An historic pub in the South Canterbury town of Temuka has been badly damaged by today's earthquake and the proprietor is unsure when it will reopen.

Damage to the town of Temuka, 18km north of Timaru, was not widespread but both the Royal Hotel and the St Joseph's Catholic Church were damaged in the 7.1 magnitude quake which left Christchurch badly damaged and without power, water, sewerage services and gas.

The damage spread north to Kaiapoi, west to Darfield and south to Temuka.

Early reports indicate South Canterbury escaped with relatively minor damage, apart from the historic buildings in Temuka.

Maz Opele, the proprietor of the Royal Hotel in Temuka, said a large hole had opened up in the masonry wall at the front of the hotel, there was a big crack in the rear wall and the front balcony was being demolished because of the damage.

It was scary when the earthquake struck but when she saw the damage at the front she realised the severity of it, she said.

The entire front porch and balcony were being demolished because they were unsafe, and the wall would also need reinforcing.

"I am still shaking," Ms Opele told NZPA.
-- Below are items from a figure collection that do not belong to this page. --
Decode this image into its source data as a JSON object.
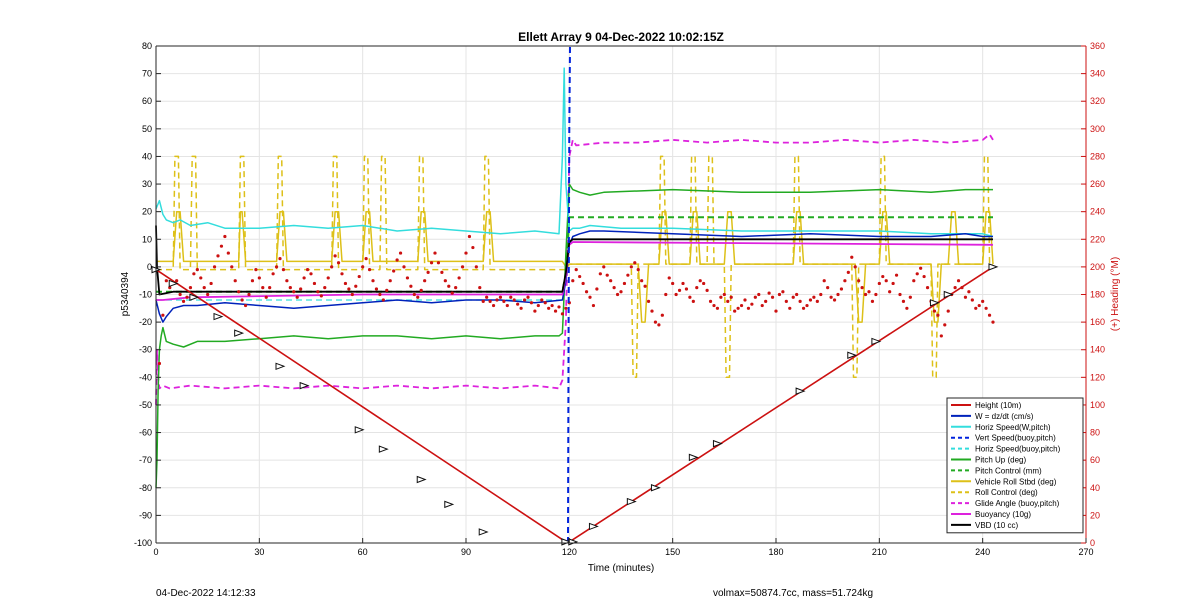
{
  "chart_data": {
    "type": "line",
    "title": "Ellett Array 9 04-Dec-2022 10:02:15Z",
    "xlabel": "Time (minutes)",
    "ylabel": "p5340394",
    "y2label": "(+) Heading (°M)",
    "xlim": [
      0,
      270
    ],
    "ylim": [
      -100,
      80
    ],
    "y2lim": [
      0,
      360
    ],
    "xticks": [
      0,
      30,
      60,
      90,
      120,
      150,
      180,
      210,
      240,
      270
    ],
    "yticks": [
      -100,
      -90,
      -80,
      -70,
      -60,
      -50,
      -40,
      -30,
      -20,
      -10,
      0,
      10,
      20,
      30,
      40,
      50,
      60,
      70,
      80
    ],
    "y2ticks": [
      0,
      20,
      40,
      60,
      80,
      100,
      120,
      140,
      160,
      180,
      200,
      220,
      240,
      260,
      280,
      300,
      320,
      340,
      360
    ],
    "grid": true,
    "legend_position": "bottom-right",
    "series": [
      {
        "name": "Height (10m)",
        "color": "#cc1111",
        "style": "solid",
        "width": 1.6,
        "x": [
          0,
          119,
          120,
          243
        ],
        "y": [
          -1,
          -99.6,
          -99.6,
          0
        ]
      },
      {
        "name": "W = dz/dt (cm/s)",
        "color": "#0022bb",
        "style": "solid",
        "width": 1.5,
        "x": [
          0,
          1,
          2,
          3,
          5,
          8,
          12,
          20,
          30,
          40,
          50,
          60,
          70,
          80,
          90,
          100,
          110,
          118,
          119,
          120,
          121,
          123,
          126,
          130,
          150,
          170,
          190,
          210,
          225,
          235,
          240,
          243
        ],
        "y": [
          -12,
          -17,
          -20,
          -18,
          -15,
          -14,
          -14,
          -13,
          -14,
          -15,
          -14,
          -13,
          -12,
          -13,
          -12,
          -12,
          -13,
          -12,
          -5,
          8,
          11,
          12,
          13,
          13,
          12,
          11,
          12,
          11,
          11,
          12,
          11,
          11
        ]
      },
      {
        "name": "Horiz Speed(W,pitch)",
        "color": "#33dddd",
        "style": "solid",
        "width": 1.5,
        "x": [
          0,
          1,
          2,
          3,
          5,
          7,
          10,
          15,
          20,
          30,
          40,
          50,
          60,
          70,
          80,
          90,
          100,
          110,
          117,
          118,
          118.5,
          119,
          120,
          121,
          123,
          126,
          135,
          150,
          170,
          190,
          210,
          225,
          235,
          240,
          243
        ],
        "y": [
          21,
          24,
          19,
          17,
          16,
          17,
          15,
          16,
          14,
          14,
          15,
          14,
          15,
          13,
          14,
          13,
          12,
          13,
          12,
          40,
          72,
          30,
          13,
          14,
          14,
          15,
          14,
          14,
          13,
          13,
          13,
          12,
          12,
          12,
          11
        ]
      },
      {
        "name": "Vert Speed(buoy,pitch)",
        "color": "#0022dd",
        "style": "dashed",
        "width": 2,
        "x": [
          119.6,
          119.8,
          120.0,
          120.2
        ],
        "y": [
          -100,
          -20,
          50,
          80
        ]
      },
      {
        "name": "Horiz Speed(buoy,pitch)",
        "color": "#33dddd",
        "style": "dashed",
        "width": 1.2,
        "x": [
          0,
          118,
          119,
          120,
          243
        ],
        "y": [
          -12,
          -12,
          -5,
          10,
          10
        ]
      },
      {
        "name": "Pitch Up (deg)",
        "color": "#22aa22",
        "style": "solid",
        "width": 1.5,
        "x": [
          0,
          0.3,
          0.6,
          1,
          1.5,
          2,
          3,
          5,
          8,
          12,
          20,
          30,
          40,
          50,
          60,
          70,
          80,
          90,
          100,
          110,
          117,
          118,
          119,
          120,
          121,
          123,
          126,
          130,
          150,
          170,
          190,
          210,
          225,
          235,
          240,
          243
        ],
        "y": [
          -80,
          -70,
          -45,
          -30,
          -25,
          -22,
          -27,
          -28,
          -29,
          -27,
          -27,
          -26,
          -25,
          -26,
          -25,
          -25,
          -26,
          -25,
          -26,
          -25,
          -25,
          -24,
          5,
          30,
          28,
          27,
          26,
          27,
          28,
          27,
          27,
          28,
          27,
          28,
          28,
          28
        ]
      },
      {
        "name": "Pitch Control (mm)",
        "color": "#22aa22",
        "style": "dashed",
        "width": 2,
        "x": [
          0,
          118,
          119,
          120,
          243
        ],
        "y": [
          -9,
          -9,
          -2,
          18,
          18
        ]
      },
      {
        "name": "Vehicle Roll Stbd (deg)",
        "color": "#ddc018",
        "style": "solid",
        "width": 1.5,
        "x": [
          0,
          5,
          6,
          7,
          8,
          9,
          24,
          24.5,
          25,
          26,
          35,
          36,
          37,
          38,
          51,
          52,
          53,
          54,
          60,
          61,
          62,
          63,
          76,
          77,
          78,
          79,
          95,
          96,
          97,
          98,
          118,
          119,
          120,
          121,
          140,
          141,
          142,
          143,
          146,
          147,
          148,
          149,
          155,
          156,
          157,
          158,
          165,
          166,
          167,
          168,
          185,
          186,
          187,
          188,
          203,
          204,
          205,
          206,
          210,
          211,
          212,
          213,
          225,
          226,
          227,
          228,
          230,
          231,
          232,
          233,
          240,
          241,
          242,
          243
        ],
        "y": [
          2,
          2,
          20,
          20,
          2,
          2,
          2,
          20,
          20,
          2,
          2,
          20,
          20,
          2,
          2,
          20,
          20,
          2,
          2,
          20,
          20,
          2,
          2,
          20,
          20,
          2,
          2,
          20,
          20,
          2,
          2,
          0,
          1,
          1,
          1,
          -20,
          -20,
          1,
          1,
          20,
          20,
          1,
          1,
          20,
          20,
          1,
          1,
          20,
          20,
          1,
          1,
          20,
          20,
          1,
          1,
          -20,
          -20,
          1,
          1,
          20,
          20,
          1,
          1,
          -20,
          -20,
          1,
          1,
          20,
          20,
          1,
          1,
          20,
          20,
          1
        ]
      },
      {
        "name": "Roll Control (deg)",
        "color": "#ddc018",
        "style": "dashed",
        "width": 1.5,
        "x": [
          0,
          5,
          5.5,
          6.5,
          7,
          10,
          10.5,
          11.5,
          12,
          24,
          24.5,
          25.5,
          26,
          35,
          35.5,
          36.5,
          37,
          51,
          51.5,
          52.5,
          53,
          60,
          60.5,
          61.5,
          62,
          65,
          65.5,
          66.5,
          67,
          76,
          76.5,
          77.5,
          78,
          95,
          95.5,
          96.5,
          97,
          118,
          119,
          120,
          121,
          138,
          138.5,
          139.5,
          140,
          146,
          146.5,
          147.5,
          148,
          155,
          155.5,
          156.5,
          157,
          160,
          160.5,
          161.5,
          162,
          165,
          165.5,
          166.5,
          167,
          185,
          185.5,
          186.5,
          187,
          202,
          202.5,
          203.5,
          204,
          210,
          210.5,
          211.5,
          212,
          225,
          225.5,
          226.5,
          227,
          240,
          240.5,
          241.5,
          242,
          243
        ],
        "y": [
          -1,
          -1,
          40,
          40,
          -1,
          -1,
          40,
          40,
          -1,
          -1,
          40,
          40,
          -1,
          -1,
          40,
          40,
          -1,
          -1,
          40,
          40,
          -1,
          -1,
          40,
          40,
          -1,
          -1,
          40,
          40,
          -1,
          -1,
          40,
          40,
          -1,
          -1,
          40,
          40,
          -1,
          -1,
          -1,
          1,
          1,
          1,
          -40,
          -40,
          1,
          1,
          40,
          40,
          1,
          1,
          40,
          40,
          1,
          1,
          40,
          40,
          1,
          1,
          -40,
          -40,
          1,
          1,
          40,
          40,
          1,
          1,
          -40,
          -40,
          1,
          1,
          40,
          40,
          1,
          1,
          -40,
          -40,
          1,
          1,
          40,
          40,
          1,
          1
        ]
      },
      {
        "name": "Glide Angle (buoy,pitch)",
        "color": "#dd22dd",
        "style": "dashed",
        "width": 1.8,
        "x": [
          0,
          0.3,
          0.6,
          1,
          2,
          4,
          10,
          20,
          30,
          40,
          50,
          60,
          70,
          80,
          90,
          100,
          110,
          117,
          118,
          119,
          120,
          121,
          122,
          130,
          140,
          150,
          160,
          170,
          180,
          190,
          200,
          210,
          220,
          230,
          240,
          242,
          243
        ],
        "y": [
          -50,
          -30,
          -40,
          -44,
          -43,
          -44,
          -43,
          -44,
          -43,
          -44,
          -43,
          -44,
          -43,
          -44,
          -43,
          -44,
          -43,
          -44,
          -41,
          -20,
          40,
          46,
          44,
          45,
          45,
          46,
          45,
          46,
          45,
          45,
          46,
          45,
          46,
          45,
          46,
          48,
          46
        ]
      },
      {
        "name": "Buoyancy (10g)",
        "color": "#dd22dd",
        "style": "solid",
        "width": 1.8,
        "x": [
          0,
          2,
          10,
          60,
          118,
          119,
          120,
          121,
          243
        ],
        "y": [
          -12,
          -12,
          -11,
          -10,
          -10,
          -3,
          8,
          9,
          8
        ]
      },
      {
        "name": "VBD (10 cc)",
        "color": "#000000",
        "style": "solid",
        "width": 1.8,
        "x": [
          0,
          0.3,
          1,
          5,
          118,
          119,
          120,
          121,
          243
        ],
        "y": [
          15,
          0,
          -10,
          -9,
          -9,
          -2,
          9,
          10,
          10
        ]
      }
    ],
    "heading_scatter": {
      "name": "(+) Heading (°M)",
      "color": "#cc1111",
      "axis": "right",
      "x": [
        1,
        2,
        3,
        4,
        5,
        6,
        7,
        8,
        9,
        10,
        11,
        12,
        13,
        14,
        15,
        16,
        17,
        18,
        19,
        20,
        21,
        22,
        23,
        24,
        25,
        26,
        27,
        28,
        29,
        30,
        31,
        32,
        33,
        34,
        35,
        36,
        37,
        38,
        39,
        40,
        41,
        42,
        43,
        44,
        45,
        46,
        47,
        48,
        49,
        50,
        51,
        52,
        53,
        54,
        55,
        56,
        57,
        58,
        59,
        60,
        61,
        62,
        63,
        64,
        65,
        66,
        67,
        68,
        69,
        70,
        71,
        72,
        73,
        74,
        75,
        76,
        77,
        78,
        79,
        80,
        81,
        82,
        83,
        84,
        85,
        86,
        87,
        88,
        89,
        90,
        91,
        92,
        93,
        94,
        95,
        96,
        97,
        98,
        99,
        100,
        101,
        102,
        103,
        104,
        105,
        106,
        107,
        108,
        109,
        110,
        111,
        112,
        113,
        114,
        115,
        116,
        117,
        118,
        119,
        120,
        121,
        122,
        123,
        124,
        125,
        126,
        127,
        128,
        129,
        130,
        131,
        132,
        133,
        134,
        135,
        136,
        137,
        138,
        139,
        140,
        141,
        142,
        143,
        144,
        145,
        146,
        147,
        148,
        149,
        150,
        151,
        152,
        153,
        154,
        155,
        156,
        157,
        158,
        159,
        160,
        161,
        162,
        163,
        164,
        165,
        166,
        167,
        168,
        169,
        170,
        171,
        172,
        173,
        174,
        175,
        176,
        177,
        178,
        179,
        180,
        181,
        182,
        183,
        184,
        185,
        186,
        187,
        188,
        189,
        190,
        191,
        192,
        193,
        194,
        195,
        196,
        197,
        198,
        199,
        200,
        201,
        202,
        203,
        204,
        205,
        206,
        207,
        208,
        209,
        210,
        211,
        212,
        213,
        214,
        215,
        216,
        217,
        218,
        219,
        220,
        221,
        222,
        223,
        224,
        225,
        226,
        227,
        228,
        229,
        230,
        231,
        232,
        233,
        234,
        235,
        236,
        237,
        238,
        239,
        240,
        241,
        242,
        243
      ],
      "y": [
        130,
        165,
        190,
        185,
        188,
        190,
        180,
        175,
        178,
        185,
        195,
        198,
        192,
        185,
        180,
        188,
        200,
        208,
        215,
        222,
        210,
        200,
        190,
        182,
        176,
        172,
        180,
        190,
        198,
        192,
        185,
        178,
        185,
        195,
        200,
        206,
        198,
        190,
        185,
        182,
        178,
        184,
        192,
        198,
        195,
        188,
        182,
        179,
        185,
        192,
        200,
        208,
        203,
        195,
        188,
        184,
        180,
        186,
        193,
        200,
        206,
        198,
        190,
        184,
        180,
        176,
        183,
        190,
        197,
        205,
        210,
        200,
        192,
        186,
        180,
        178,
        183,
        190,
        196,
        203,
        210,
        203,
        196,
        190,
        186,
        181,
        185,
        192,
        200,
        210,
        222,
        214,
        200,
        185,
        175,
        178,
        175,
        172,
        176,
        178,
        175,
        172,
        178,
        176,
        173,
        170,
        176,
        178,
        174,
        168,
        172,
        176,
        174,
        170,
        172,
        168,
        171,
        166,
        170,
        174,
        190,
        198,
        193,
        188,
        182,
        178,
        172,
        184,
        195,
        200,
        194,
        190,
        185,
        180,
        182,
        188,
        194,
        200,
        203,
        198,
        190,
        186,
        175,
        168,
        160,
        158,
        165,
        180,
        192,
        188,
        180,
        183,
        188,
        184,
        178,
        175,
        185,
        190,
        188,
        183,
        175,
        172,
        170,
        178,
        180,
        175,
        178,
        168,
        170,
        172,
        176,
        170,
        173,
        178,
        180,
        172,
        175,
        181,
        178,
        168,
        180,
        182,
        175,
        170,
        178,
        180,
        175,
        170,
        172,
        176,
        178,
        175,
        180,
        190,
        185,
        178,
        176,
        180,
        184,
        190,
        196,
        207,
        200,
        190,
        185,
        180,
        182,
        175,
        180,
        188,
        193,
        190,
        182,
        188,
        194,
        180,
        175,
        170,
        178,
        190,
        195,
        199,
        193,
        185,
        175,
        168,
        165,
        150,
        158,
        168,
        180,
        185,
        190,
        185,
        178,
        182,
        176,
        170,
        172,
        175,
        170,
        165,
        160
      ]
    },
    "triangle_markers": {
      "x": [
        0,
        5,
        11,
        18,
        24,
        36,
        43,
        59,
        66,
        77,
        85,
        95,
        119,
        121,
        127,
        138,
        145,
        156,
        163,
        187,
        202,
        209,
        226,
        230,
        243
      ],
      "y": [
        -1,
        -6,
        -11,
        -18,
        -24,
        -36,
        -43,
        -59,
        -66,
        -77,
        -86,
        -96,
        -99.6,
        -99.6,
        -94,
        -85,
        -80,
        -69,
        -64,
        -45,
        -32,
        -27,
        -13,
        -10,
        0
      ]
    }
  },
  "footer": {
    "left": "04-Dec-2022 14:12:33",
    "right": "volmax=50874.7cc, mass=51.724kg"
  }
}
The steeple on top of St Joseph's Catholic Church in Temuka had moved about 10cm, Father Brian Fennessy said.

A crane would be needed to repair the steeple but the church building was not damaged, he said.
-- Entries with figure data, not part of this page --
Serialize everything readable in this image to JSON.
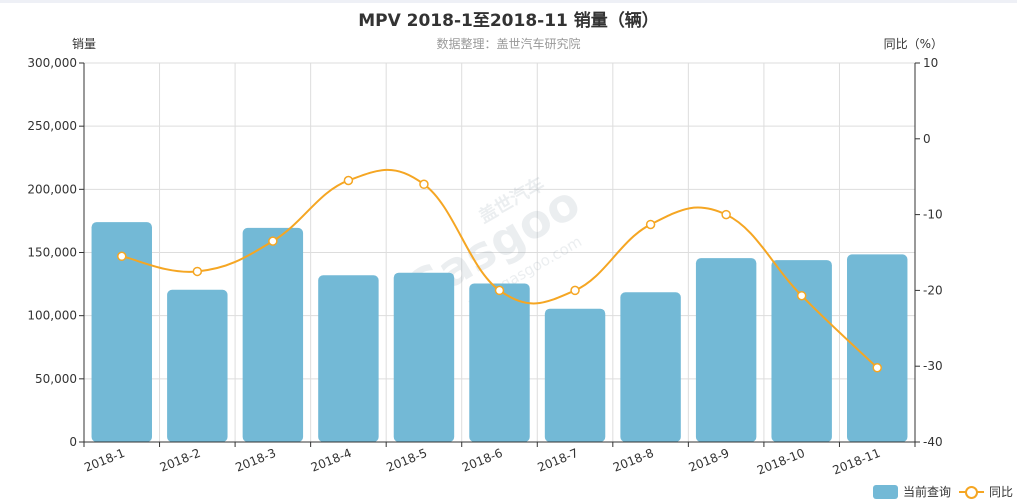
{
  "title": "MPV 2018-1至2018-11 销量（辆）",
  "subtitle": "数据整理：盖世汽车研究院",
  "left_axis_label": "销量",
  "right_axis_label": "同比（%）",
  "watermark": "盖世汽车 Gasgoo auto.gasgoo.com",
  "colors": {
    "bar": "#73b9d6",
    "line": "#f5a623",
    "grid": "#dddddd",
    "axis": "#333333"
  },
  "legend": [
    {
      "label": "当前查询",
      "type": "bar"
    },
    {
      "label": "同比",
      "type": "line"
    }
  ],
  "chart_data": {
    "type": "bar",
    "categories": [
      "2018-1",
      "2018-2",
      "2018-3",
      "2018-4",
      "2018-5",
      "2018-6",
      "2018-7",
      "2018-8",
      "2018-9",
      "2018-10",
      "2018-11"
    ],
    "series": [
      {
        "name": "当前查询",
        "type": "bar",
        "axis": "left",
        "values": [
          174000,
          120500,
          169500,
          132000,
          134000,
          125500,
          105500,
          118500,
          145500,
          144000,
          148500
        ]
      },
      {
        "name": "同比",
        "type": "line",
        "axis": "right",
        "values": [
          -15.5,
          -17.5,
          -13.5,
          -5.5,
          -6.0,
          -20.0,
          -20.0,
          -11.3,
          -10.0,
          -20.7,
          -30.2
        ]
      }
    ],
    "yleft": {
      "min": 0,
      "max": 300000,
      "ticks": [
        0,
        50000,
        100000,
        150000,
        200000,
        250000,
        300000
      ]
    },
    "yright": {
      "min": -40,
      "max": 10,
      "ticks": [
        -40,
        -30,
        -20,
        -10,
        0,
        10
      ]
    },
    "grid": true,
    "legend_position": "bottom-right"
  }
}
Emergency services co-ordinator for the Timaru District Council Lamorna Cooper said apart from the church and the hotel there were no other reports of serious damage in the district.

"Our teams got into gear very quickly but this has been a bit of a wake up call (about emergency planning) for many people."

The Timaru District civil emergency system had worked well with local news media, particularly radio stations, playing a key role in keeping the public informed of developments, Ms Cooper said.

An emergency first response team and building inspectors had been sent north to the Selwyn District to assist where the damage was greater, she said.

Primeport Timaru chief executive Jeremy Boys said detailed inspections would be carried out today but early indications were that there was no damage to the port.

A Timaru District Council emergency first response team and building inspectors had been sent north to the Selwyn District, where the damage was worse, she said.

Timaru resident Frank Hamilton said he heard the earthquake approaching a few seconds before it struck.

"It sounded like a big truck load of rubbish bins coming down the road. It woke me up. We often hear heavy traffic to the north of us but this was coming the other way and then it hit."

Hamish McMillan, who lives in a rough-caste two-storied house in central Timaru, said it swayed vigorously but there was no damage. A small television set fell to the floor but, apart from that everything seemed to be intact, he said.